Die Meinung am Freitag, 20.04.2018, von Carsten Werner

19.04.18 –

Was für ein Kontrast: Auf der Bühne - die man diesmal so nennen kann - halten zwei Grüne, ein Mann und eine Frau, zwei Chefs, eine Rede: gemeinsam. Unvorstellbar noch vor einem Jahr, was Annalena Baerbock und Robert Habeck da am vergangenen Wochenende im Duett vorgestellt, vorgetanzt haben: Diskursive, inspirierende und offen interessierte Alternativen zum alten Kraftsport Politik. Man muss das nicht mögen. Man kann was gegen zu viel Inszenierung haben - oder gegen genau diese.
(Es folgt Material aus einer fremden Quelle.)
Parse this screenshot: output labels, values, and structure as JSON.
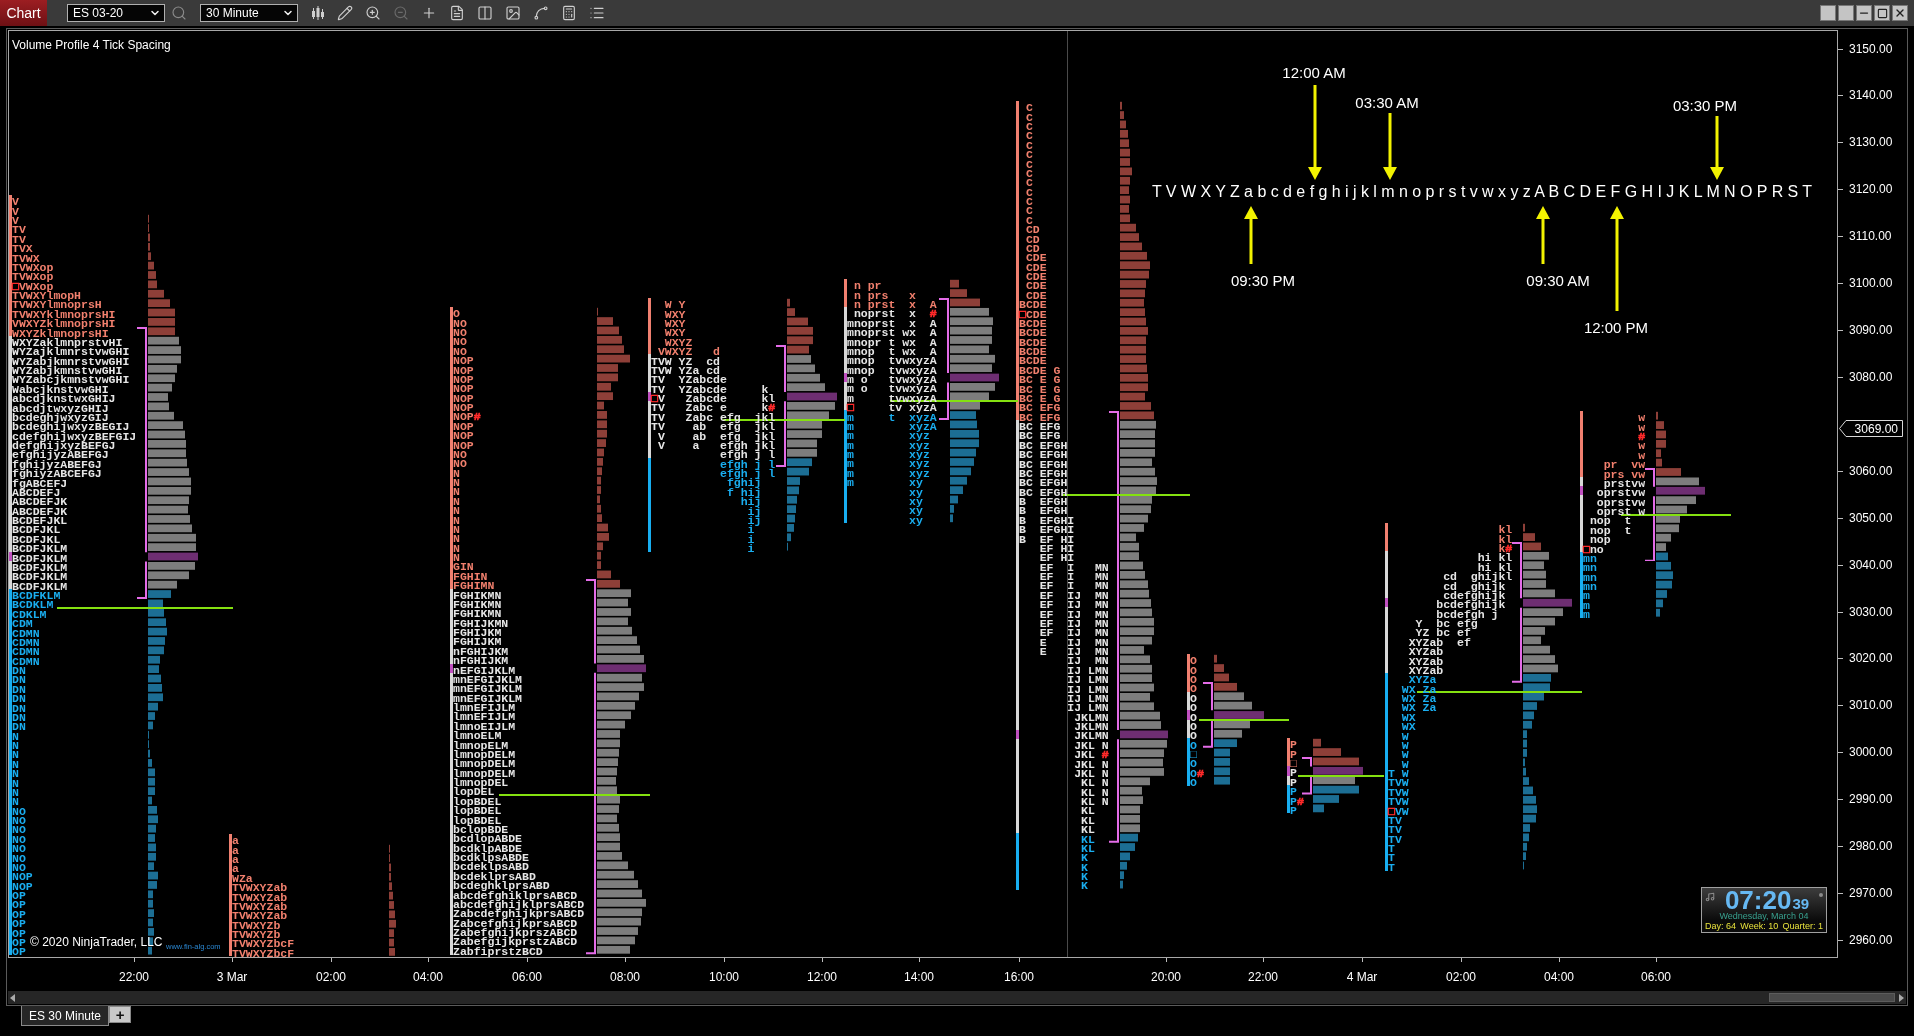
{
  "toolbar": {
    "label": "Chart",
    "instrument": "ES 03-20",
    "interval": "30 Minute"
  },
  "chart": {
    "title": "Volume Profile 4 Tick Spacing",
    "profiles": [
      {
        "segments": [
          {
            "kind": "upper",
            "rows": [
              "V",
              "V",
              "V",
              "TV",
              "TV",
              "TVX",
              "TVWX",
              "TVWXop",
              "TVWXop",
              "**□**VWXop",
              "TVWXYlmopH",
              "TVWXYlmnoprsH",
              "TVWXYklmnoprsHI",
              "VWXYZklmnoprsHI",
              "WXYZklmnoprsHI"
            ]
          },
          {
            "kind": "value",
            "rows": [
              "WXYZaklmnprstvHI",
              "WYZajklmnrstvwGHI",
              "WYZabjkmnrstvwGHI",
              "WYZabjkmnstvwGHI",
              "WYZabcjkmnstvwGHI",
              "WabcjknstvwGHI",
              "abcdjknstwxGHIJ",
              "abcdjtwxyzGHIJ",
              "bcdeghjwxyzGIJ",
              "bcdeghijwxyzBEGIJ",
              "cdefghijwxyzBEFGIJ",
              "defghijxyzBEFGJ",
              "efghijyzABEFGJ",
              "fghijyzABEFGJ",
              "fghiyzABCEFGJ",
              "fgABCEFJ",
              "ABCDEFJ",
              "ABCDEFJK",
              "ABCDEFJK",
              "BCDEFJKL",
              "BCDFJKL",
              "BCDFJKL",
              "BCDFJKLM"
            ]
          },
          {
            "kind": "poc",
            "rows": [
              "BCDFJKLM"
            ]
          },
          {
            "kind": "value",
            "rows": [
              "BCDFJKLM",
              "BCDFJKLM",
              "BCDFJKLM"
            ]
          },
          {
            "kind": "lower",
            "rows": [
              "BCDFKLM",
              "BCDKLM",
              "CDKLM",
              "CDM",
              "CDMN",
              "CDMN",
              "CDMN",
              "CDMN",
              "DN",
              "DN",
              "DN",
              "DN",
              "DN",
              "DN",
              "DN",
              "N",
              "N",
              "N",
              "N",
              "N",
              "N",
              "N",
              "N",
              "NO",
              "NO",
              "NO",
              "NO",
              "NO",
              "NO",
              "NO",
              "NOP",
              "NOP",
              "OP",
              "OP",
              "OP",
              "OP",
              "OP",
              "OP",
              "OP"
            ]
          }
        ]
      },
      {
        "segments": [
          {
            "kind": "upper",
            "rows": [
              "a",
              "a",
              "a",
              "a",
              "WZa",
              "TVWXYZab",
              "TVWXYZab",
              "TVWXYZab",
              "TVWXYZab",
              "TVWXYZb",
              "TVWXYZb",
              "TVWXYZbcF",
              "TVWXYZbcF"
            ]
          }
        ]
      },
      {
        "segments": [
          {
            "kind": "upper",
            "rows": [
              "O",
              "NO",
              "NO",
              "NO",
              "NO",
              "NOP",
              "NOP",
              "NOP",
              "NOP",
              "NOP",
              "NOP",
              "NOP**#**",
              "NOP",
              "NOP",
              "NOP",
              "NO",
              "NO",
              "N",
              "N",
              "N",
              "N",
              "N",
              "N",
              "N",
              "N",
              "N",
              "N",
              "GIN",
              "FGHIN",
              "FGHIMN"
            ]
          },
          {
            "kind": "value",
            "rows": [
              "FGHIKMN",
              "FGHIKMN",
              "FGHIKMN",
              "FGHIJKMN",
              "FGHIJKM",
              "FGHIJKM",
              "nFGHIJKM",
              "nFGHIJKM"
            ]
          },
          {
            "kind": "poc",
            "rows": [
              "nEFGIJKLM"
            ]
          },
          {
            "kind": "value",
            "rows": [
              "mnEFGIJKLM",
              "mnEFGIJKLM",
              "mnEFGIJKLM",
              "lmnEFIJLM",
              "lmnEFIJLM",
              "lmnoEIJLM",
              "lmnoELM",
              "lmnopELM",
              "lmnopDELM",
              "lmnopDELM",
              "lmnopDELM",
              "lmnopDEL",
              "lopDEL",
              "lopBDEL",
              "lopBDEL",
              "lopBDEL",
              "bclopBDE",
              "bcdlopABDE",
              "bcdklpABDE",
              "bcdklpsABDE",
              "bcdeklpsABD",
              "bcdeklprsABD",
              "bcdeghklprsABD",
              "abcdefghiklprsABCD",
              "abcdefghijklprsABCD",
              "ZabcdefghijkprsABCD",
              "ZabcefghijkprsABCD",
              "ZabefghijkprszABCD",
              "ZabefgijkprstzABCD",
              "ZabfiprstzBCD"
            ]
          }
        ]
      },
      {
        "segments": [
          {
            "kind": "upper",
            "rows": [
              "  W Y",
              "  WXY",
              "  WXY",
              "  WXY",
              "  WXYZ",
              " VWXYZ   d"
            ]
          },
          {
            "kind": "value",
            "rows": [
              "TVW YZ  cd",
              "TVW YZa cd",
              "TV  YZabcde",
              "TV  YZabcde     k"
            ]
          },
          {
            "kind": "poc",
            "rows": [
              "**□**V   Zabcde     kl"
            ]
          },
          {
            "kind": "value",
            "rows": [
              "TV   Zabc e     k**#**",
              "TV   Zabc efg  jkl",
              "TV    ab  efg  jkl",
              " V    ab  efg  jkl",
              " V    a   efgh jkl",
              "          efgh j l"
            ]
          },
          {
            "kind": "lower",
            "rows": [
              "          efgh j l",
              "          efgh j l",
              "           fghij",
              "           f hij",
              "             hij",
              "              ij",
              "              ij",
              "              i",
              "              i",
              "              i"
            ]
          }
        ]
      },
      {
        "segments": [
          {
            "kind": "upper",
            "rows": [
              " n pr",
              " n prs   x",
              " n prst  x  A"
            ]
          },
          {
            "kind": "value",
            "rows": [
              " noprst  x  **#**",
              "mnoprst  x  A",
              "mnoprst wx  A",
              "mnopr t wx  A",
              "mnop  t wx  A",
              "mnop  tvwxyzA",
              "mnop  tvwxyzA"
            ]
          },
          {
            "kind": "poc",
            "rows": [
              "m o   tvwxyzA"
            ]
          },
          {
            "kind": "value",
            "rows": [
              "m o   tvwxyzA",
              "m     tvwxyzA",
              "**□**     tv xyzA"
            ]
          },
          {
            "kind": "lower",
            "rows": [
              "m     t  xyzA",
              "m        xyzA",
              "m        xyz",
              "m        xyz",
              "m        xyz",
              "m        xyz",
              "m        xyz",
              "m        xy",
              "         xy",
              "         xy",
              "         xy",
              "         xy"
            ]
          }
        ]
      },
      {
        "segments": [
          {
            "kind": "upper",
            "rows": [
              " C",
              " C",
              " C",
              " C",
              " C",
              " C",
              " C",
              " C",
              " C",
              " C",
              " C",
              " C",
              " C",
              " CD",
              " CD",
              " CD",
              " CDE",
              " CDE",
              " CDE",
              " CDE",
              " CDE",
              "BCDE",
              "**□**CDE",
              "BCDE",
              "BCDE",
              "BCDE",
              "BCDE",
              "BCDE",
              "BCDE G",
              "BC E G",
              "BC E G",
              "BC E G",
              "BC EFG",
              "BC EFG"
            ]
          },
          {
            "kind": "value",
            "rows": [
              "BC EFG",
              "BC EFG",
              "BC EFGH",
              "BC EFGH",
              "BC EFGH",
              "BC EFGH",
              "BC EFGH",
              "BC EFGH",
              "B  EFGH",
              "B  EFGH",
              "B  EFGHI",
              "B  EFGHI",
              "B  EF HI",
              "   EF HI",
              "   EF HI",
              "   EF  I   MN",
              "   EF  I   MN",
              "   EF  I   MN",
              "   EF  IJ  MN",
              "   EF  IJ  MN",
              "   EF  IJ  MN",
              "   EF  IJ  MN",
              "   EF  IJ  MN",
              "   E   IJ  MN",
              "   E   IJ  MN",
              "       IJ  MN",
              "       IJ LMN",
              "       IJ LMN",
              "       IJ LMN",
              "       IJ LMN",
              "       IJ LMN",
              "        JKLMN",
              "        JKLMN"
            ]
          },
          {
            "kind": "poc",
            "rows": [
              "        JKLMN"
            ]
          },
          {
            "kind": "value",
            "rows": [
              "        JKL N",
              "        JKL **#**",
              "        JKL N",
              "        JKL N",
              "         KL N",
              "         KL N",
              "         KL N",
              "         KL",
              "         KL",
              "         KL"
            ]
          },
          {
            "kind": "lower",
            "rows": [
              "         KL",
              "         KL",
              "         K",
              "         K",
              "         K",
              "         K"
            ]
          }
        ]
      },
      {
        "segments": [
          {
            "kind": "upper",
            "rows": [
              "O",
              "O",
              "O",
              "O"
            ]
          },
          {
            "kind": "value",
            "rows": [
              "O",
              "O"
            ]
          },
          {
            "kind": "poc",
            "rows": [
              "O"
            ]
          },
          {
            "kind": "value",
            "rows": [
              "O",
              "O"
            ]
          },
          {
            "kind": "lower",
            "rows": [
              "O",
              "□",
              "O",
              "O**#**",
              "O"
            ]
          }
        ]
      },
      {
        "segments": [
          {
            "kind": "upper",
            "rows": [
              "P",
              "P",
              "□"
            ]
          },
          {
            "kind": "poc",
            "rows": [
              "P"
            ]
          },
          {
            "kind": "value",
            "rows": [
              "P"
            ]
          },
          {
            "kind": "lower",
            "rows": [
              "P",
              "P**#**",
              "P"
            ]
          }
        ]
      },
      {
        "segments": [
          {
            "kind": "upper",
            "rows": [
              "                kl",
              "                kl",
              "                k**#**"
            ]
          },
          {
            "kind": "value",
            "rows": [
              "             hi kl",
              "             hi kl",
              "        cd  ghijkl",
              "        cd  ghijk",
              "        cdefghijk"
            ]
          },
          {
            "kind": "poc",
            "rows": [
              "       bcdefghijk"
            ]
          },
          {
            "kind": "value",
            "rows": [
              "       bcdefgh j",
              "    Y  bc efg",
              "    YZ bc ef",
              "   XYZab  ef",
              "   XYZab",
              "   XYZab",
              "   XYZab"
            ]
          },
          {
            "kind": "lower",
            "rows": [
              "   XYZa",
              "  WX Za",
              "  WX Za",
              "  WX Za",
              "  WX",
              "  WX",
              "  W",
              "  W",
              "  W",
              "  W",
              "T W",
              "TVW",
              "TVW",
              "TVW",
              "**□**VW",
              "TV",
              "TV",
              "TV",
              "T",
              "T",
              "T"
            ]
          }
        ]
      },
      {
        "segments": [
          {
            "kind": "upper",
            "rows": [
              "        w",
              "        w",
              "        **#**",
              "        w",
              "        w",
              "   pr  vw",
              "   prs vw"
            ]
          },
          {
            "kind": "value",
            "rows": [
              "   prstvw"
            ]
          },
          {
            "kind": "poc",
            "rows": [
              "  oprstvw"
            ]
          },
          {
            "kind": "value",
            "rows": [
              "  oprstvw",
              "  oprst w",
              " nop  t",
              " nop  t",
              " nop",
              "**□**no"
            ]
          },
          {
            "kind": "lower",
            "rows": [
              "mn",
              "mn",
              "mn",
              "mn",
              "m",
              "m",
              "m"
            ]
          }
        ]
      }
    ],
    "annotation": {
      "sequence": "T V W X Y Z a b c d e f g h i j k l m n o p r s t v w x y z A B C D E F G H I J K L M N O P R S T",
      "markers": [
        {
          "label": "12:00 AM",
          "kind": "down"
        },
        {
          "label": "03:30 AM",
          "kind": "down"
        },
        {
          "label": "03:30 PM",
          "kind": "down"
        },
        {
          "label": "09:30 PM",
          "kind": "up"
        },
        {
          "label": "09:30 AM",
          "kind": "up"
        },
        {
          "label": "12:00 PM",
          "kind": "up"
        }
      ]
    },
    "copyright": "© 2020 NinjaTrader, LLC",
    "website": "www.fin-alg.com",
    "clock": {
      "time": "07:20",
      "seconds": "39",
      "date": "Wednesday, March 04",
      "day": "Day: 64",
      "week": "Week: 10",
      "quarter": "Quarter: 1"
    }
  },
  "price_axis": {
    "labels": [
      "3150.00",
      "3140.00",
      "3130.00",
      "3120.00",
      "3110.00",
      "3100.00",
      "3090.00",
      "3080.00",
      "3060.00",
      "3050.00",
      "3040.00",
      "3030.00",
      "3020.00",
      "3010.00",
      "3000.00",
      "2990.00",
      "2980.00",
      "2970.00",
      "2960.00"
    ],
    "current_price": "3069.00"
  },
  "time_axis": {
    "labels": [
      "22:00",
      "3 Mar",
      "02:00",
      "04:00",
      "06:00",
      "08:00",
      "10:00",
      "12:00",
      "14:00",
      "16:00",
      "20:00",
      "22:00",
      "4 Mar",
      "02:00",
      "04:00",
      "06:00"
    ]
  },
  "tabs": [
    {
      "label": "ES 30 Minute",
      "selected": true
    }
  ],
  "add_tab": "+"
}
Es gibt ja gute und schlechte Inszenierungen - und Inhalte.

Die (ganz wenigen) Bremer bei diesem #Startkonvent für #neuefragenneueantworten durften parallel eine andere Inszenierung erleben: Ein Senator geht der Partei verloren, die Presse ventiliert die Inthronisation der neuen alten Spitzenkandidatin - und die Partei erklärt sich nicht. Jedenfalls tut sie so, während die Basis über Hausaufgaben-Fragebögen schwitzt, stöhnt oder streitet: Auf Nachfrage heißt es, man habe das „so vereinbart“. Schweigen bis Montag. Warum auch immer. Vielleicht eine spannende Dramaturgie, ein überraschendes Konzept.

Die Regie muss ihre Inszenierung nicht erklären - das ändert sie ja nicht. Und wenn sie gut ist, wird sie auch nicht hinterfragt. Blöd nur, wenn andere vor der Premiere die Regie übernehmen - oder einfach nur die besten Gags ausplaudern. Zur Premiere und danach zählen guter Wille, schlaue Dramaturgie und pfiffige Inhalte dann nur noch, wenn sie rüberkommen - und alles wird erst zusammen mit der Wahrnehmung des Publikums zum Kunstwerk. In Berlin also: Eine quirlige, vielleicht etwas überdrehte, aber eindrucksvoll choreografierte, riskant ehrliche Auskunft, ein Aufbruch ins Nächste. Weil man den Eindruck hat, dahin müsse man sich jetzt auf den politischen Weg machen. Meanwhile in Bremen: ein Rollback auf 2007. Per Presseverlautbarung des LaVo: ein Vorschlag zur Güte. Weil man den Eindruck hat, damit müssten im eigenen Laden, wenigstens da, doch jetzt bitte irgendwie alle hoffentlich weitgehend zufrieden gestellt sein, eigentlich. Oder so.

Ich meine: Wir sollten das noch einmal hinterfragen - ob das 1. wirklich so ist und ob das 2. für eine bevorstehende Wahl reicht? Als Angebot an die Stadt, an mögliche Partner, an die Wähler, an unsere Sympathisanten und unsere Nachfahren.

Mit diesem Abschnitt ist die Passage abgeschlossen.